PHOTO GALLERY: Illinois GOP-CCA Joint Meeting Breakfast

Published by Capitol News Illinois on Aug. 15, 2019

Article by Jerry Nowicki; Photos by Rebecca Anzel
Statehouse Reporters

 

SPRINGFIELD – Leading Illinois Republicans acknowledged the stark political reality their party faces in the state at a joint breakfast of the state central committee and county chairmen’s association Thursday, but said the state’s “aggressive progressive” swing to the left this year offers them an opportunity to rebound.

“We all know what happened in 2018, and I don’t want to sugarcoat anything and tell you that it was such a great year because it wasn’t,” state Republican Party Chair Tim Schneider said in his opening remarks.

His party holds a superminority in each house of the Illinois General Assembly and no statewide elected positions, and it lost two congressional seats to Democrats in the “Blue Wave” election of 2018 which saw Democrats reclaim the U.S. House of Representatives.

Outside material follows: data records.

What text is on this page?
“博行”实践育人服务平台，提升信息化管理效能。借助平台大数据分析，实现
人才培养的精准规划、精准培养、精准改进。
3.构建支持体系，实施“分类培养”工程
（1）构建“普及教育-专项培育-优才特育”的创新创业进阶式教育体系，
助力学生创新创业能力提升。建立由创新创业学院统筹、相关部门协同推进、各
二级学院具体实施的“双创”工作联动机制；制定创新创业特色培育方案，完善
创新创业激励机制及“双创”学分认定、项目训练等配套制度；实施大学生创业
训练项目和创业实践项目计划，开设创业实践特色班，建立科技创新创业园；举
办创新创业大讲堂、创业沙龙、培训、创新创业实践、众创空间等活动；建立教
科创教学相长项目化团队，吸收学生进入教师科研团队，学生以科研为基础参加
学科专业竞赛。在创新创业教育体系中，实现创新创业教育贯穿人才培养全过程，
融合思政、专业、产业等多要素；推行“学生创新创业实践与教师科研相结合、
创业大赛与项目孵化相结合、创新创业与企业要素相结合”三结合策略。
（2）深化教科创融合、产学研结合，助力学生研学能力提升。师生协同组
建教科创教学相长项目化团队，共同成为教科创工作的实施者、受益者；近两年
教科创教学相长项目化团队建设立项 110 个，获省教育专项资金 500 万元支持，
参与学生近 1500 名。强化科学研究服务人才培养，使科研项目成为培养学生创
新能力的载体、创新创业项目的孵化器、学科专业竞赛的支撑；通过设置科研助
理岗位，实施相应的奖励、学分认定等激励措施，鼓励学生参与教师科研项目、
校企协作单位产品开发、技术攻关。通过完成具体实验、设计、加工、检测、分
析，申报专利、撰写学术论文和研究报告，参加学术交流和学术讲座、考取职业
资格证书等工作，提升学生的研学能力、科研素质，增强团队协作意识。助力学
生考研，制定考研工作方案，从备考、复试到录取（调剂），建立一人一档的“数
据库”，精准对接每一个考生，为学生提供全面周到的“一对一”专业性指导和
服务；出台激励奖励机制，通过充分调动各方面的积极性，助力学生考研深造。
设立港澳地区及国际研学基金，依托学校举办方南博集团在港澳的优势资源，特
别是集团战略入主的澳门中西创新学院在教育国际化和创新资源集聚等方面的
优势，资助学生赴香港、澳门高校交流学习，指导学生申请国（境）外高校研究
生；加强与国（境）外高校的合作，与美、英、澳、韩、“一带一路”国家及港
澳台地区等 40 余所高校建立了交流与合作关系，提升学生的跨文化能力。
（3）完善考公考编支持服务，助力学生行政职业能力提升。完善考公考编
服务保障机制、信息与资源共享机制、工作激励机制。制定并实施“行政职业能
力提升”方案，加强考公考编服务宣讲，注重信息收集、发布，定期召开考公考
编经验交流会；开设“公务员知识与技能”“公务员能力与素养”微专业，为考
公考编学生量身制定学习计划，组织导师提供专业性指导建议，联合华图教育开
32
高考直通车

“The northern half of the state didn’t react very well to what was going on in the nation and we had a rough year,” Schneider said. “… That’s our current reality, but it doesn’t and it won’t be our future.”

The meeting partially filled a small room at the Wyndham hotel in Springfield, and the vast majority of the state’s 102 counties were not represented in a roll call which kicked of the event.

Those in attendance heard their leaders discuss the role of U.S. President Donald Trump and a graduated income tax ballot proposal in upcoming elections. In media interviews, those same leaders downplayed the sentiments of some in their party who have said Chicago and downstate Illinois should be separated into two states.

The unifying theme of the speakers was that the progressive tilt Illinois politicians have taken legislatively will force the pendulum of party politics back toward the right.